As of late Thursday, there were 1,600 tractors parked at protest camps, such as Passo Corese, on the outskirts of Rome, with many expected to arrive by Monday, said Giancarlo Carapellotti, a spokesman for Betrayed Farmers, a movement that is organizing the protests.
Banners at the farmers’ strongholds included “Unfair Market — You Are Taking Away Our Dignity!” and “No Farmers, No Food!”
A demonstration planned in central Rome on Friday was called off at the last minute, but a convoy of four tractors in the red, white and green of the Italian Tricolor trundled toward the Colosseum and the Circus Maximus in the morning, while commuters braced for chaos on Friday night, when hundreds of farmers were due to circle the city’s ring road.
The farmers are demanding a meeting with Meloni or her agriculture minister — and brother-in-law — Francesco Lollobrigida. If not, they have threatened to blockade the capital, drawing critical parallels with Benito Mussolini’s 1922 March on Rome.

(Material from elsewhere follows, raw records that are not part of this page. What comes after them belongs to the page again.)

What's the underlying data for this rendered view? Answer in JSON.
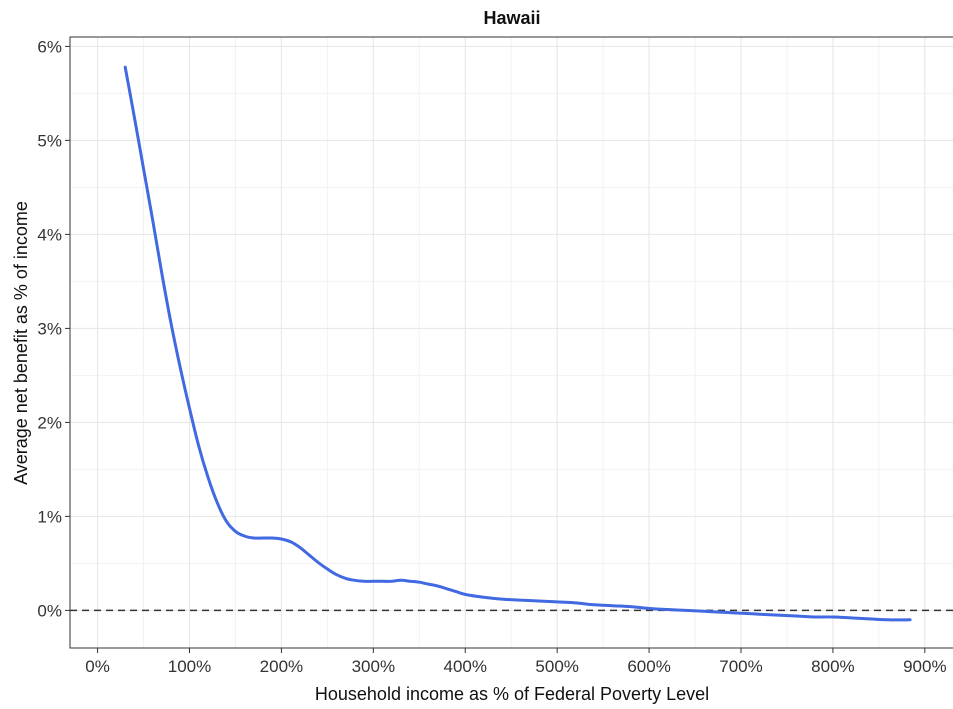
{
  "chart_data": {
    "type": "line",
    "title": "Hawaii",
    "xlabel": "Household income as % of Federal Poverty Level",
    "ylabel": "Average net benefit as % of income",
    "x_ticks": [
      0,
      100,
      200,
      300,
      400,
      500,
      600,
      700,
      800,
      900
    ],
    "x_tick_labels": [
      "0%",
      "100%",
      "200%",
      "300%",
      "400%",
      "500%",
      "600%",
      "700%",
      "800%",
      "900%"
    ],
    "y_ticks": [
      0,
      1,
      2,
      3,
      4,
      5,
      6
    ],
    "y_tick_labels": [
      "0%",
      "1%",
      "2%",
      "3%",
      "4%",
      "5%",
      "6%"
    ],
    "xlim": [
      -30,
      935
    ],
    "ylim": [
      -0.4,
      6.1
    ],
    "grid": true,
    "reference_line": {
      "y": 0,
      "style": "dashed"
    },
    "series": [
      {
        "color": "#4169e1",
        "x": [
          30,
          40,
          50,
          60,
          70,
          80,
          90,
          100,
          110,
          120,
          130,
          140,
          150,
          160,
          170,
          180,
          190,
          200,
          210,
          220,
          230,
          240,
          250,
          260,
          270,
          280,
          290,
          300,
          310,
          320,
          330,
          340,
          350,
          360,
          370,
          380,
          390,
          400,
          420,
          440,
          460,
          480,
          500,
          520,
          540,
          560,
          580,
          600,
          620,
          640,
          660,
          680,
          700,
          720,
          740,
          760,
          780,
          800,
          820,
          840,
          860,
          884
        ],
        "y": [
          5.78,
          5.25,
          4.7,
          4.15,
          3.58,
          3.05,
          2.58,
          2.15,
          1.75,
          1.42,
          1.15,
          0.95,
          0.84,
          0.79,
          0.77,
          0.77,
          0.77,
          0.76,
          0.73,
          0.67,
          0.59,
          0.51,
          0.44,
          0.38,
          0.34,
          0.32,
          0.31,
          0.31,
          0.31,
          0.31,
          0.32,
          0.31,
          0.3,
          0.28,
          0.26,
          0.23,
          0.2,
          0.17,
          0.14,
          0.12,
          0.11,
          0.1,
          0.09,
          0.08,
          0.06,
          0.05,
          0.04,
          0.02,
          0.01,
          0.0,
          -0.01,
          -0.02,
          -0.03,
          -0.04,
          -0.05,
          -0.06,
          -0.07,
          -0.07,
          -0.08,
          -0.09,
          -0.1,
          -0.1
        ]
      }
    ]
  }
}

‘We are capable of becoming rude’
Dozens of farmers in the north have, meanwhile, converged on the venue of Italy’s iconic music festival in San Remo, after activists from the upstart populist Agricultural Redemption movement were invited — and then uninvited — to air their grievances on stage during the X-Factor style TV show watched by up to 16 million people.
On Thursday a small group of tractors headed to San Remo in the hope of being allowed on stage, before RAI, the state broadcaster staging the competition, said it was “impossible.”